Do you have any upcoming projects that you could share with us?
Recently I was approached by the Arts Officer in The Cork County Council to work with the Architects who are designing a new Visitors Centre in a remote part of Ireland. The centre explores the unique partly inhabited island of Dursey off the coast of The Beara Penninsula in West Cork and joined to the mainland by the only cable car in Ireland. In 2015 I was commissioned by CCC and I made a super 8mm on this pretty archaic cable car (it has since been upgraded). The film moves outside and inside the cable car and is mostly silent highlighting the sensuality of that wild landscape and the embodied experience of travelling across the narrow and treacherous sounds below on the Cable Car.

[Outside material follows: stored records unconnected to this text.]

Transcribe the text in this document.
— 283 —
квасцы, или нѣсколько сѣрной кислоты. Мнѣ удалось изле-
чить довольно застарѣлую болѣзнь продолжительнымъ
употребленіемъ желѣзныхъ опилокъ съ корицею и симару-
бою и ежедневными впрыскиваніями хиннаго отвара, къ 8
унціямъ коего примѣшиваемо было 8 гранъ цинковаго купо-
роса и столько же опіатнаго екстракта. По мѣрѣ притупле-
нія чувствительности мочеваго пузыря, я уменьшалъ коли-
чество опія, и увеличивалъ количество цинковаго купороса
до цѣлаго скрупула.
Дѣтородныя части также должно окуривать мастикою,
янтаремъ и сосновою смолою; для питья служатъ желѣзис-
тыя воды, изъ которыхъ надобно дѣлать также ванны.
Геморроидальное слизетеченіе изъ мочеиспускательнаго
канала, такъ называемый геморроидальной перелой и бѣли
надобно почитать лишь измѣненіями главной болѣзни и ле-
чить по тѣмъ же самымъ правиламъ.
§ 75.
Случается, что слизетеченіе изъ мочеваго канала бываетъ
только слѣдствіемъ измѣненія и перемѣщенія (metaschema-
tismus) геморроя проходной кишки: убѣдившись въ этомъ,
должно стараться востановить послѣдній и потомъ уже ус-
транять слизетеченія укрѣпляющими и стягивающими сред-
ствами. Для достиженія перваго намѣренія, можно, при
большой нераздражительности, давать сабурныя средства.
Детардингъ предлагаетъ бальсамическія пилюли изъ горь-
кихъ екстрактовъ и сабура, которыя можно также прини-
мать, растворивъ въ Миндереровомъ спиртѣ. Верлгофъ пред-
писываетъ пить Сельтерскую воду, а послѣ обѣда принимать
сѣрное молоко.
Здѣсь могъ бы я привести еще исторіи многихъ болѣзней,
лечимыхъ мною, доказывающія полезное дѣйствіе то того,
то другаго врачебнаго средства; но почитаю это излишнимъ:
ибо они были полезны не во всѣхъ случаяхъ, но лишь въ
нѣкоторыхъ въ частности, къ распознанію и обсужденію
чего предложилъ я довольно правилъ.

Video courtesy of the artist
There is a soundtrack and an interview with the long serving Local Cable Car Operation, Paddy Sheehan (now deceased). The idea is to install the film as a pernament feature in the Visitor’s Centre. I have proposed to curate and design an expanded installation that would aesthetically reflect the interior of the cable car. I also have a marquette in mixed media of the car; its tracking system and pylons in situ to inspire me during filming. There are also a number of poems inspired by the Dursey cable car that I would like to include to enhance the viewer’s experience.
Lastly, is there is anything you’d like to share with our readers pertaining to art?
Increasingly as art has moved into the social and political arena and artists are akin to activists raising issues and Exploring those stories and voices of the underrepresented or marginal. I believe that art with its emphasis on the senses and materials and memory and by also creating collective immersive experiences makes a unique contribution to raising awareness and starting positive dialogues as well as creating spaces for dreaming and the imagination.